Fire ant venom is a watery solution of toxin that affects human mast cells. These cells are filled with a chemical called “histamine.” Histamine is the same chemical that triggers the sneezing, itching, and other symptoms of an allergy.
When an allergy-causing substance > enters the body, the walls of the mast cells weaken until they can no longer contain the histamine. The cell explodes, releasing a rush of histamine. If these histamine explosions occur in the lungs, the reaction can be serious perhaps including a blockage of the passages that deliver air to the lungs. These lung problems are not common, but they are a real threat to anyone extremely sensitive to fire-ant venom.

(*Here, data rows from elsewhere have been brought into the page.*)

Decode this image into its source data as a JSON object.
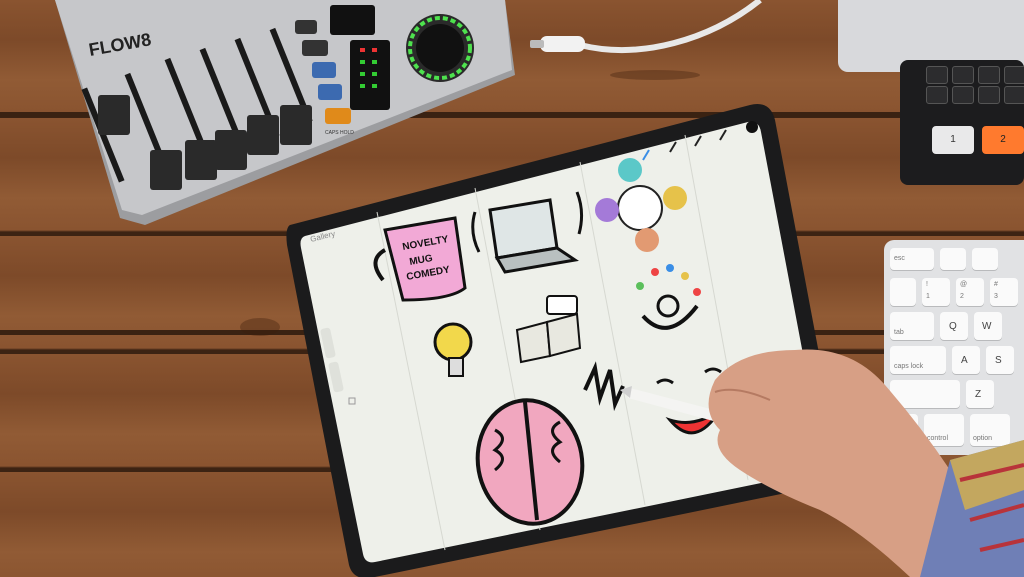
{
  "mixer": {
    "brand": "FLOW8",
    "knob_label": "CAPS HOLD"
  },
  "ipad": {
    "toolbar": {
      "gallery_label": "Gallery"
    }
  },
  "keyboard": {
    "keys": [
      "esc",
      "!",
      "1",
      "@",
      "2",
      "#",
      "3",
      "tab",
      "Q",
      "W",
      "caps lock",
      "A",
      "S",
      "Z",
      "control",
      "option"
    ]
  },
  "keypad": {
    "buttons": [
      "1",
      "2"
    ]
  }
}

Nothing can completely neutralize the effects of fire-ant venom, but people sensitive to it who live in fire-ant territory have some treatment choices.
Immunotherapy is currently the best option for minimalizing reactions. It consists of a series of injections, administered on a regular schedule. At first, patients receive very small amounts of fire-ant venom that their bodies can tolerate. With each injection, the amount of venom is increased, which causes the person’s body to start building up resistance to it. Eventually, patients have sufficient defenses to tolerate a fire-ant sting.
The immunotherapy regime is expensive, and it also requires a long-term commitment. Doctors estimate that treatments will take as long as two years.
TEMPERATURE BOUNDARIES
Fire ant populations have not yet established themselves very far north. Many, many studies have tried to discover which temperatures are too cold for them. In summary, research shows that, like any insect, a fire ant becomes less active as the weather grows colder.
Eventually, it becomes totally motionless. Fire ants hit this temperature boundary at about 50° Fahrenheit (10° Celsius). Above that temperature, ants are active. Below it, the ants slow down and can barely move.
In places where temperatures stay at least this low for much of the year, ant colonies cannot survive outdoors. In the U.S., at least for the moment, this keeps the fire ants from attacking areas east of the Pacific Coast mountain ranges and north of the Ohio River.
Worldwide, Solenopsis ranges as far south as the southern tips of South America, Africa, and Australia. In the Northern Hemisphere, it does not generally spread north of 30 degrees north latitude and cannot survive north of 45 degrees north latitude.
These statements, however, are based on climate conditions in the early 21st century. What if the climate changes? Some health officials worry that global warming may open the door for the ant armies to march farther north.
A more immediate worry is that ant colonies may take hold inside heated buildings. Under these circumstances, external temperatures would make no difference at all, and fire ants would become a much bigger problem for humans.